Arslan rivela: «Il mio terzo atto della saga armena inizia dalle luci... »

Con il ricordo di quando papà Kaiel disse: «Stasera in città riaccendono le luci» e portò moglie e figli a vedere Padova di nuovo illuminata dopo la fine della guerra, avrà inizio il terzo libro...
Di Adina Agugiaro

Con il ricordo di quando papà Kaiel disse: «Stasera in città riaccendono le luci» e portò moglie e figli a vedere Padova di nuovo illuminata dopo la fine della guerra, avrà inizio il terzo libro della saga armena di Antonia Arslan dopo “La masseria delle allodole” e “Verso Smirne”.

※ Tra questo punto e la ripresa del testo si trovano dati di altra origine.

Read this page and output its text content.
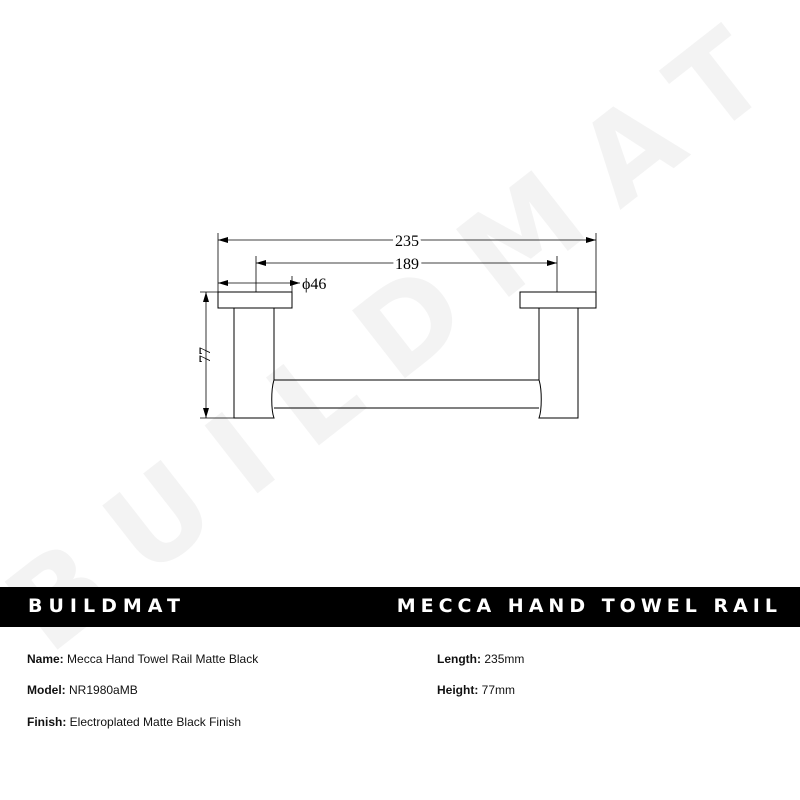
235
189
ϕ46
77
BUILDMAT	MECCA HAND TOWEL RAIL
Name: Mecca Hand Towel Rail Matte Black
Model: NR1980aMB
Finish: Electroplated Matte Black Finish
Length: 235mm
Height: 77mm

«Fu un momento di gioia nella vita reale ed altamente simbolico per tutti noi, abituati a squarci di luce nelle tenebre solo quando erano le bombe a distruggere intere zone di Padova, tra cui la clinica di nonno Yervant», ricorda la scrittrice «mesi fa ero in viaggio e mi portavo dietro uno dei quadernoni su cui scrivo la prima versione dei romanzi. Due giorni prima, dall’ultimo piano della mia casa, guardando dall’alto avevo “visto” tutto ciò che era accaduto dopo il termine del conflitto: il ritorno a casa da Dolo, dov’eravamo sfollati; la malattia di mio fratello Edoardo; le morti del nonno paterno Yervant e di quello materno Carlo Marchiori, che mi adorava come prima nipotina della sua unica figlia. Ho iniziato così a buttare giù le prime righe del testo: che non tratterà più di cose tramandate sulla mia famiglia d’origine, ma ne recupererà le esistenze in tempi più recenti. Completando il racconto delle vite di nonno Yervant, di zia Henriette e che darà spazio anche alla mia. Un andare avanti e indietro dei ricordi della bambina, che invecchiando guarderà al tempo trascorso per descriverne i momenti più salienti». Quando le chiediamo quali sentimenti s’accompagnino al dire di sé, ci risponde: «Sentimenti di scoperta, il riuscire a capire perché il senso della luce era legato in me alla morte del nonno Carlo; come il precoce leggere libri, forse non ancora adatti alla bambina che ero quando li ho presi in mano abbia influito sulla mia visione della vita. Penso a Kafka e a “1984” di Orwell: come non presupporre che la terribile visione del futuro pronosticata nel libro abbia segnato la mente della undicenne di allora, permeando di sè la mia percezione della tragedia armena? Mi rendo conto, scrivendo oggi, di come le cose che dormivano nel mio profondo stiano salendo in superficie, dipanandosi».

Questo libro segnerà l’epilogo della trilogìa armena, che tanto successo ha riscosso, regalandole una notorietà internazionale ? «Così ho creduto sino a poco tempo fa», conclude Antonia Arslan «ma è cosi vasto il materiale che mi si sta accumulando all’affiorare dei ricordi, che quasi certamente dovrò fare loro spazio in un quarto libro».